Devildog74 wrote:
I have a secnario where I fetch a collection of entities. Each entity in the collection has a 1:N member collection of related entities that I make changes to. It would be cool if there was a similar member for ContainsDirtyContents for the parent (e.g. parentEntity.ContainsDirtyChildren) that identifies that children have been changed, otherwise, I have to iterate all the parent entities and check the member collection's ContainsDirtyContents property to see if child records have been changed.
That would mean a lot of eventhandler voodoo behind the scenes and also mean that children are part of the parent. For direct children it might be doable, but what if in the graph customer <-order<-orderdetails<-products, the product changes? How's the customer notified? 'orderdetails' isn't changed. Should 'customer' even be notified? I'm thinking that it shouldn't.

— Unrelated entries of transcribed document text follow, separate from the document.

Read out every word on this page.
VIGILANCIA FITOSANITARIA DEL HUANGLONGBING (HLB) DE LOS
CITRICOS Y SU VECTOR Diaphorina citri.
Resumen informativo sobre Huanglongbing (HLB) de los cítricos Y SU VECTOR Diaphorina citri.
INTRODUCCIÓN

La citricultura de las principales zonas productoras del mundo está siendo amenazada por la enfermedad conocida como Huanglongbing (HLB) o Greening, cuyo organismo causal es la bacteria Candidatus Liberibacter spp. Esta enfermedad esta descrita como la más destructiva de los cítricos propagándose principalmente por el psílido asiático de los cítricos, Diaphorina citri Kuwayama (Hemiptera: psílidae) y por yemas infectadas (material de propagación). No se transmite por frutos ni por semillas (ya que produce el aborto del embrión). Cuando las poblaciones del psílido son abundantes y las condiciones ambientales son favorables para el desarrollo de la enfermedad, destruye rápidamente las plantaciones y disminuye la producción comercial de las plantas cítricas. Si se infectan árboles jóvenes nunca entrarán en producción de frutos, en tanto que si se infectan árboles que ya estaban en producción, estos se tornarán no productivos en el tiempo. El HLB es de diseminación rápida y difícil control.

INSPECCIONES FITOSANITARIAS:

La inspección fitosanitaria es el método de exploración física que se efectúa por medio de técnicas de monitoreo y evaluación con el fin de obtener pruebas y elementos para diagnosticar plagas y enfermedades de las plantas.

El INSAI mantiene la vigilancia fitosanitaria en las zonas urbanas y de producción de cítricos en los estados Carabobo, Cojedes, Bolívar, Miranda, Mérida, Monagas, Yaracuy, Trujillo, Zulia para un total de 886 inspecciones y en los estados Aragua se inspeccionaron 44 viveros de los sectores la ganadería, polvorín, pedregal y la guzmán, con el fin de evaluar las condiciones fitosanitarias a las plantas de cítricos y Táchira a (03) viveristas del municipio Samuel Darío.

Another cool operation would simply to make ContainsDirtyContents == true if any objects in the object graph have been changed.
Just a thought.
I'm not sure you want this. Events can seriously bring down performance. For example, if the graph has 100 objects, and you save them all in a transaction, at commit, each object will fire an event that it has been saved succesfully and its parent will reset that contains dirty contents. When that happens, perhaps some other code gets triggered, and therefore slow down performance.
I know how slow events can be, the llblgen pro designer is build on top of a lot of events, to keep everything in sync. I had to implement two types of events (changed and redraw) to make the system performant, otherwise too many events were fired sometimes, triggering redraw code too many times.